I made the rounds of pubs and clubs, looking for signs of vampires on the prowl. Drunks and romantics were easy marks, and in the right kind of club, the herd would be especially pliable. Any place that catered to the emo and the fashionably disaffected would provide a preselected pool of easy, even willing, victims, but frankly any bar or club could do the same once the hour was late enough.

Clerkenwell hosted a lot of possibilities around Cowcross and across the road from Smithfield, as well as farther up St. John’s Street, where another fairy ring of pubs and clubs had sprung up around Clerkenwell Green near the small church of St. James Clerkenwell. The rowdy workingmen’s establishments were unlikely to be useful, and I quickly learned to recognize them from their traditional signs and loquacious crowds spilling onto the street. The more avant garde and exclusive places with quiet frontages proved better stalking grounds.

As I poked about, I began to discern a pattern of local investment and caching that was interesting but not entirely clear. Several of the buildings that housed pubs heavily favored by vampires appeared to be in office blocks that were otherwise empty but very well-maintained. One of the pubs was located near the only gas station—petrol station, as the sign read—in the area. It also had a small, locked yard nearby where cars, motorcycles, scooters, and bicycles were stored. Remembering what my limo driver had said about the difficulty of negotiating traffic on anything bigger than a bike, this seemed to be a storage yard for a transportation pool. It looked like the vampires of Clerkenwell had collectivized a bit. Whether they could afford it as individuals or not, in such a close-packed environment owning a private car would be comment-worthy, and vampires don’t like to draw comment. London’s vampires were being discreet and careful. Centuries do that for you, I supposed.

I found a pale, pale woman in a club called Danse Noir. I’d never seen a vampire who looked so much like one—more than most—but I knew what she was by the gruesome red and black of her energy corona and the odor of things rotten and painfully dead. Her face was long and gaunt. Her skin was translucent, almost pearly, with the palest of blue lines suggesting veins and cold vessels in a vague reticulated pattern below. Her long hair was naturally colorless, a dead, icy shade of white that had been streaked with wide swaths of artificial black gleaming like an oil slick. I glanced at her eyes, not wanting to be caught in her stare, and found them a strange, flat brown. The color was like my own, but lifeless as paint. Then I realized they were contact lenses, dry from a lack of tears but seeming to gleam from some inner light the color of hellfire.

I started backing away, some instinct urging me to flee, though I’d backed away from only one vampire in my life. Then she stood up and lunged, grabbing my wrists and pulling me onto the bar stool beside her.

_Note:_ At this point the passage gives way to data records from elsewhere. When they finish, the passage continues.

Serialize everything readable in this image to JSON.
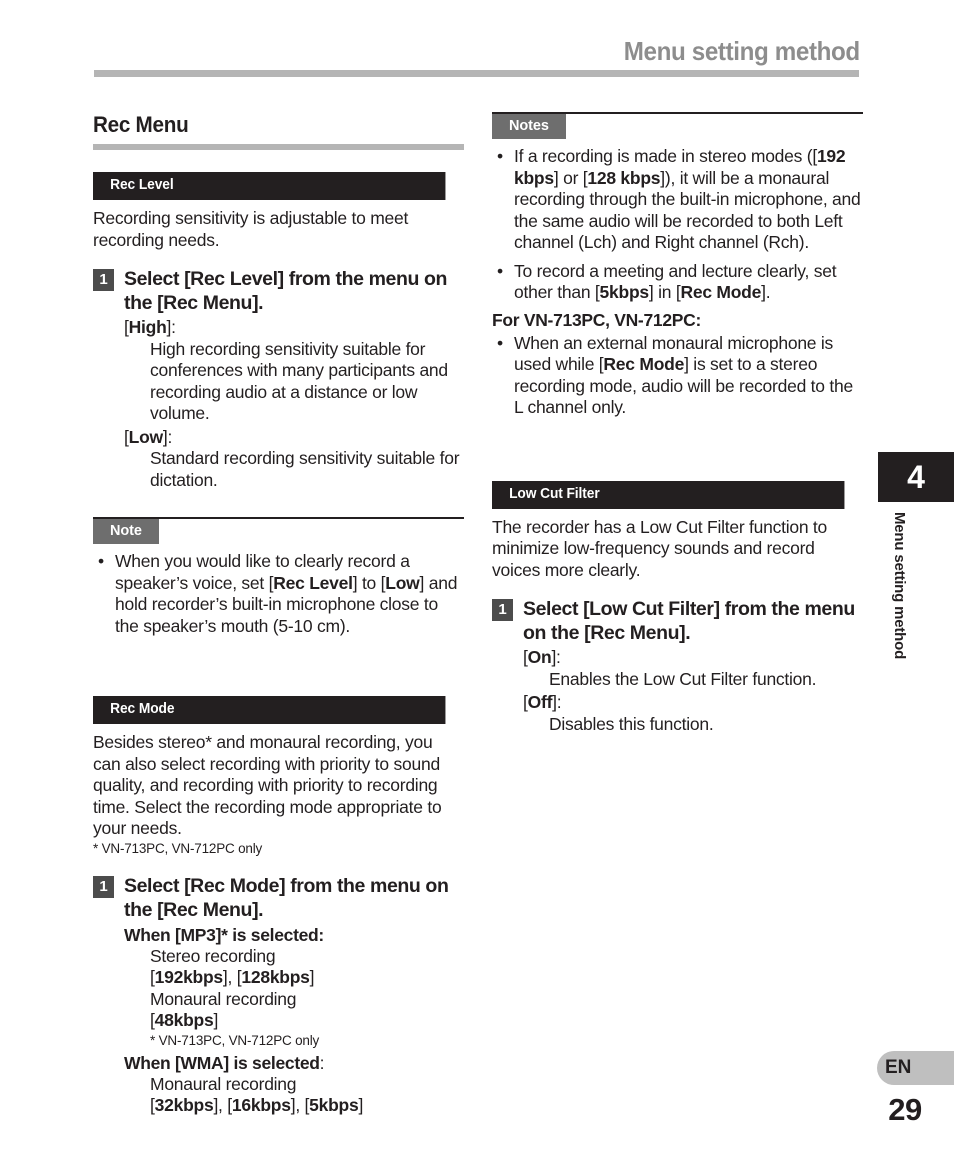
{
  "header": {
    "title": "Menu setting method"
  },
  "left_column": {
    "section_title": "Rec Menu",
    "rec_level": {
      "bar_label": "Rec Level",
      "intro": "Recording sensitivity is adjustable to meet recording needs.",
      "step_number": "1",
      "step_prefix": "Select [",
      "step_bold1": "Rec Level",
      "step_mid": "] from the menu on the [",
      "step_bold2": "Rec Menu",
      "step_suffix": "].",
      "opt_high_open": "[",
      "opt_high_label": "High",
      "opt_high_close": "]:",
      "opt_high_desc": "High recording sensitivity suitable for conferences with many participants and recording audio at a distance or low volume.",
      "opt_low_open": "[",
      "opt_low_label": "Low",
      "opt_low_close": "]:",
      "opt_low_desc": "Standard recording sensitivity suitable for dictation."
    },
    "note": {
      "bar_label": "Note",
      "bullet": "•",
      "text_1": "When you would like to clearly record a speaker’s voice, set [",
      "bold_1": "Rec Level",
      "text_2": "] to [",
      "bold_2": "Low",
      "text_3": "] and hold recorder’s built-in microphone close to the speaker’s mouth (5-10 cm)."
    },
    "rec_mode": {
      "bar_label": "Rec Mode",
      "intro": "Besides stereo* and monaural recording, you can also select recording with priority to sound quality, and recording with priority to recording time. Select the recording mode appropriate to your needs.",
      "footnote": "* VN-713PC, VN-712PC only",
      "step_number": "1",
      "step_prefix": "Select [",
      "step_bold1": "Rec Mode",
      "step_mid": "] from the menu on the [",
      "step_bold2": "Rec Menu",
      "step_suffix": "].",
      "mp3_head_a": "When [",
      "mp3_head_b": "MP3",
      "mp3_head_c": "]* is selected:",
      "mp3_stereo_label": "Stereo recording",
      "mp3_stereo_rates": "[192kbps], [128kbps]",
      "mp3_mono_label": "Monaural recording",
      "mp3_mono_rates": "[48kbps]",
      "mp3_footnote": "* VN-713PC, VN-712PC only",
      "wma_head_a": "When [",
      "wma_head_b": "WMA",
      "wma_head_c": "] is selected",
      "wma_head_d": ":",
      "wma_mono_label": "Monaural recording",
      "wma_mono_rates": "[32kbps], [16kbps], [5kbps]"
    }
  },
  "right_column": {
    "notes": {
      "bar_label": "Notes",
      "bullet": "•",
      "note1_t1": "If a recording is made in stereo modes ([",
      "note1_b1": "192 kbps",
      "note1_t2": "] or [",
      "note1_b2": "128 kbps",
      "note1_t3": "]), it will be a monaural recording through the built-in microphone, and the same audio will be recorded to both Left channel (Lch) and Right channel (Rch).",
      "note2_t1": "To record a meeting and lecture clearly, set other than [",
      "note2_b1": "5kbps",
      "note2_t2": "] in [",
      "note2_b2": "Rec Mode",
      "note2_t3": "].",
      "device_head": "For VN-713PC, VN-712PC:",
      "note3_t1": "When an external monaural microphone is used while [",
      "note3_b1": "Rec Mode",
      "note3_t2": "] is set to a stereo recording mode, audio will be recorded to the L channel only."
    },
    "low_cut_filter": {
      "bar_label": "Low Cut Filter",
      "intro": "The recorder has a Low Cut Filter function to minimize low-frequency sounds and record voices more clearly.",
      "step_number": "1",
      "step_prefix": "Select [",
      "step_bold1": "Low Cut Filter",
      "step_mid": "] from the menu on the [",
      "step_bold2": "Rec Menu",
      "step_suffix": "].",
      "opt_on_open": "[",
      "opt_on_label": "On",
      "opt_on_close": "]:",
      "opt_on_desc": "Enables the Low Cut Filter function.",
      "opt_off_open": "[",
      "opt_off_label": "Off",
      "opt_off_close": "]:",
      "opt_off_desc": "Disables this function."
    }
  },
  "chapter_tab": {
    "number": "4",
    "label": "Menu setting method"
  },
  "footer": {
    "language": "EN",
    "page_number": "29"
  },
  "colors": {
    "bar_black": "#231f20",
    "bar_gray": "#6e6e6e",
    "rule_gray": "#b5b5b5",
    "step_badge": "#4c4c4c",
    "badge_gray": "#bfbfbf",
    "header_gray": "#8d8d8d"
  }
}
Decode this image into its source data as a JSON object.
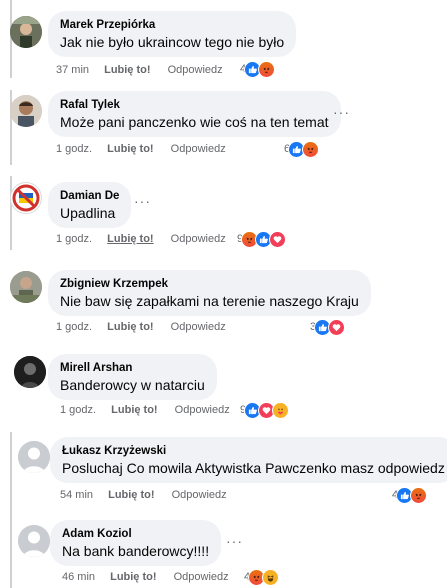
{
  "comments": [
    {
      "author": "Marek Przepiórka",
      "text": "Jak nie było ukraincow tego nie było",
      "time": "37 min",
      "like": "Lubię to!",
      "reply": "Odpowiedz",
      "count": "4",
      "reactions": [
        "like-icon",
        "angry-icon"
      ]
    },
    {
      "author": "Rafal Tylek",
      "text": "Może pani panczenko wie coś na ten temat",
      "time": "1 godz.",
      "like": "Lubię to!",
      "reply": "Odpowiedz",
      "count": "6",
      "reactions": [
        "like-icon",
        "angry-icon"
      ]
    },
    {
      "author": "Damian De",
      "text": "Upadlina",
      "time": "1 godz.",
      "like": "Lubię to!",
      "reply": "Odpowiedz",
      "count": "9",
      "reactions": [
        "angry-icon",
        "like-icon",
        "love-icon"
      ]
    },
    {
      "author": "Zbigniew Krzempek",
      "text": "Nie baw się zapałkami na terenie naszego Kraju",
      "time": "1 godz.",
      "like": "Lubię to!",
      "reply": "Odpowiedz",
      "count": "3",
      "reactions": [
        "like-icon",
        "love-icon"
      ]
    },
    {
      "author": "Mirell Arshan",
      "text": "Banderowcy w natarciu",
      "time": "1 godz.",
      "like": "Lubię to!",
      "reply": "Odpowiedz",
      "count": "9",
      "reactions": [
        "like-icon",
        "love-icon",
        "care-icon"
      ]
    },
    {
      "author": "Łukasz Krzyżewski",
      "text": "Posluchaj Co mowila Aktywistka Pawczenko masz odpowiedz",
      "time": "54 min",
      "like": "Lubię to!",
      "reply": "Odpowiedz",
      "count": "4",
      "reactions": [
        "like-icon",
        "angry-icon"
      ]
    },
    {
      "author": "Adam Koziol",
      "text": "Na bank banderowcy!!!!",
      "time": "46 min",
      "like": "Lubię to!",
      "reply": "Odpowiedz",
      "count": "4",
      "reactions": [
        "angry-icon",
        "haha-icon"
      ]
    }
  ],
  "colors": {
    "like": "#1877f2",
    "angry": "#f04a3d",
    "love": "#f33e58",
    "haha": "#f7b125",
    "meta": "#65676b",
    "bubble": "#f0f2f5"
  },
  "more_label": "···"
}
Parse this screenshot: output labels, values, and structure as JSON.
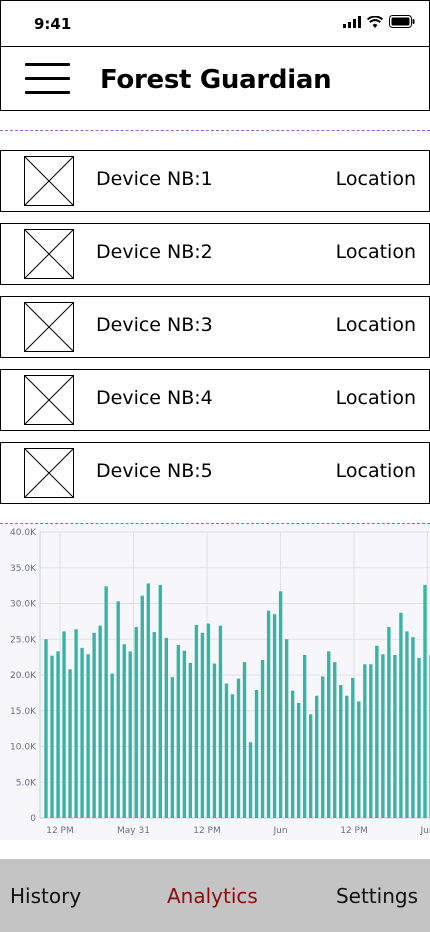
{
  "status_bar": {
    "time": "9:41",
    "icons": [
      "signal-icon",
      "wifi-icon",
      "battery-icon"
    ]
  },
  "header": {
    "title": "Forest Guardian",
    "menu_icon": "hamburger-menu-icon"
  },
  "devices": [
    {
      "name": "Device NB:1",
      "location": "Location",
      "thumbnail_icon": "image-placeholder-icon"
    },
    {
      "name": "Device NB:2",
      "location": "Location",
      "thumbnail_icon": "image-placeholder-icon"
    },
    {
      "name": "Device NB:3",
      "location": "Location",
      "thumbnail_icon": "image-placeholder-icon"
    },
    {
      "name": "Device NB:4",
      "location": "Location",
      "thumbnail_icon": "image-placeholder-icon"
    },
    {
      "name": "Device NB:5",
      "location": "Location",
      "thumbnail_icon": "image-placeholder-icon"
    }
  ],
  "chart_data": {
    "type": "bar",
    "ylim": [
      0,
      40000
    ],
    "y_ticks": [
      "0",
      "5.0K",
      "10.0K",
      "15.0K",
      "20.0K",
      "25.0K",
      "30.0K",
      "35.0K",
      "40.0K"
    ],
    "x_ticks": [
      "12 PM",
      "May 31",
      "12 PM",
      "Jun",
      "12 PM",
      "Jun"
    ],
    "grid": true,
    "bar_color": "#3bb3a4",
    "values": [
      25000,
      22700,
      23300,
      26100,
      20800,
      26400,
      23800,
      22900,
      25900,
      26900,
      32400,
      20200,
      30300,
      24300,
      23300,
      26700,
      31100,
      32800,
      26000,
      32600,
      25200,
      19700,
      24200,
      23400,
      21700,
      27000,
      25900,
      27200,
      21600,
      26900,
      18800,
      17300,
      19500,
      21800,
      10600,
      17900,
      22100,
      29000,
      28500,
      31700,
      25000,
      17800,
      16100,
      22800,
      14500,
      17100,
      19800,
      23300,
      21800,
      18600,
      17100,
      19600,
      16300,
      21500,
      21500,
      24100,
      22900,
      26700,
      22800,
      28700,
      26100,
      25300,
      22400,
      32600,
      22800
    ]
  },
  "bottom_nav": {
    "items": [
      {
        "label": "History",
        "active": false
      },
      {
        "label": "Analytics",
        "active": true
      },
      {
        "label": "Settings",
        "active": false
      }
    ],
    "active_color": "#8b0c0c"
  }
}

“No,” she whispered. “Can’t have you causing a scene. I’d like to stay a while longer. So you stay, too.” Her fingernails bit into my skin like claws.

“I’ll stay if you let go of my hands.”

She looked surprised. “But if I hold on, you can’t leave. Can you?”

I smirked at her—I had tried to smile but the still-panicking part of myself had twisted it a bit—and shifted aside through a cold ripple of temporaclines, wrenching my hands from her grasp as I slipped.

She twitched in surprise but didn’t try for my hands again. “That’s a wicked trick.” Her voice was low and a little sibilant, with broad vowels. “You must be the American creature there’s been so much talk of.”

“Who’s talking about me?” I asked.

“Can’t you guess? I’d heard you were clever.”

“I prefer not to make wild suppositions,” I replied, still feeling a ridiculous urge to get away. She reminded me a bit of Wygan, and the fear and disgust that particular vampire engendered in me was welling up in the back of my mind as I sat next to this one.

“Oh, but I don’t want to tell you. What fun would that be? It’s so much more delightful to feel you fret. Let’s play a game.”

“No.”

She snatched my hand again and twisted my wrist. “You’ll be sorry if you don’t,” she hissed. “She won’t like it. She wants it to be a surprise, but I think it’s much more fun to build the fear a bit first. I’ll be doing you a favor if I tell you.”